Gubernur mengapresiasi langkah sinergi lintas sektor dalam rakor tersebut, di mana untuk memastikan masyarakat dapat menikmati kelancaran arus mudik nantinya.

Rakor ini, lanjut Sherly, memiliki arti penting, wujud bahwa pemerintah sangat peduli dan hadir langsung untuk membantu masyarakat guna melakukan mudik.

“Malut merupakan wilayah kepulauan di mana sangat bergantung dengan aksesibilitas transportasi laut. Maka dibutuhkan kesiapan matang segala lini untuk memastikan kelancaran nanti,” ujarnya.

Selain itu, gubernur perempuan pertama di Maluku Utara tersebut juga mengumumkan program mudik bersubsidi lebaran Idulfitri 2026 dengan memberikan potongan harga tiket kapal laut sebesar 50 persen bagi masyarakat Maluku Utara.

“Kebijakan ini berlaku untuk perjalanan pulang-pergi pada periode 12 hingga 31 Maret 2026. Sementara itu, penjualan tiket mulai dibuka pada 5 Maret 2026,” jelasnya.

Sementara, Kapolda Maluku Utara, Irjen Pol Waris Agono, menekankan agar seluruh jajaran melaksanakan persiapan secara optimal, terukur, dan penuh tanggung jawab.

Waris meminta penguatan sinergi antara Polri, TNI, pemerintah daerah, serta seluruh pemangku kepentingan untuk menjamin keamanan, keselamatan, ketertiban, dan kelancaran lalu lintas selama Ramadan dan Idulfitri.

Sebelum menutup arahannya, gubernur meminta supaya keselamatan masyarakat dinomorsatukan dalam penanganan kegiatan mudik Idulfitri tahun ini. Di samping itu, agar mewujudkan pelayanan publik terbaik kepada seluruh lapisan masyarakat Maluku Utara.

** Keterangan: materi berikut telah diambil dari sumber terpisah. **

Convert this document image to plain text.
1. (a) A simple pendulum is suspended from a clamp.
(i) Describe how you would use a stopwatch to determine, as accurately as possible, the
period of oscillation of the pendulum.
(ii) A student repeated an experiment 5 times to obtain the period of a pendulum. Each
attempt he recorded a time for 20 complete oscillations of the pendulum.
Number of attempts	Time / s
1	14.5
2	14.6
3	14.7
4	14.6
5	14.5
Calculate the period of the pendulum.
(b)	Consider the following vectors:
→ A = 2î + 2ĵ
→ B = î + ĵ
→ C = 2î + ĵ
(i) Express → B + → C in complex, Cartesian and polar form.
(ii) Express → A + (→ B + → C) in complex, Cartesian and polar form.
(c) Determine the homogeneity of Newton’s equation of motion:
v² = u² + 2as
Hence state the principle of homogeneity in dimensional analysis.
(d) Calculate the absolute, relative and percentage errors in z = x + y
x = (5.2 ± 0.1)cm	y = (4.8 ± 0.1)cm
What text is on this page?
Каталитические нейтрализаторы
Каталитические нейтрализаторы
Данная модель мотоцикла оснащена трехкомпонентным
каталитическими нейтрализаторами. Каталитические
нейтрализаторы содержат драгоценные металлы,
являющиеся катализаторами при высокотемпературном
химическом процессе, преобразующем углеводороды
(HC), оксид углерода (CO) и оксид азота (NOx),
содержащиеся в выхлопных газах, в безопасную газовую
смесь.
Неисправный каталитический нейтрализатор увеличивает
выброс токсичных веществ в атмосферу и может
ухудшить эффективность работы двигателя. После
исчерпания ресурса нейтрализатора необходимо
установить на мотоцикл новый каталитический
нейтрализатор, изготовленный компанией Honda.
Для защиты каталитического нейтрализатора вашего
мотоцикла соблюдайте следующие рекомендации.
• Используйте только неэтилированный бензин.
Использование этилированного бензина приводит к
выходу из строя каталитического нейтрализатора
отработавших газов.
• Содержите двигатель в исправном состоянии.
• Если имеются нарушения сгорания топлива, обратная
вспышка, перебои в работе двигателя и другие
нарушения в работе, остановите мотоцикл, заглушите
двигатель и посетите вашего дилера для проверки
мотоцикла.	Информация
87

“Kami siap bersinergi bersama Polri, TNI, dan seluruh instansi terkait untuk memastikan masyarakat Maluku Utara dapat menjalankan ibadah Ramadan dan merayakan Idulfitri dengan aman, tertib, dan lancar. Koordinasi dan kesiapan sejak dini menjadi kunci keberhasilan pengamanan,” pungkas Sherly.

Rakor ini menjadi komitmen pemerintah daerah untuk mendukung penuh pelaksanaan Operasi Ketupat 2026 di wilayah Maluku Utara. (tan)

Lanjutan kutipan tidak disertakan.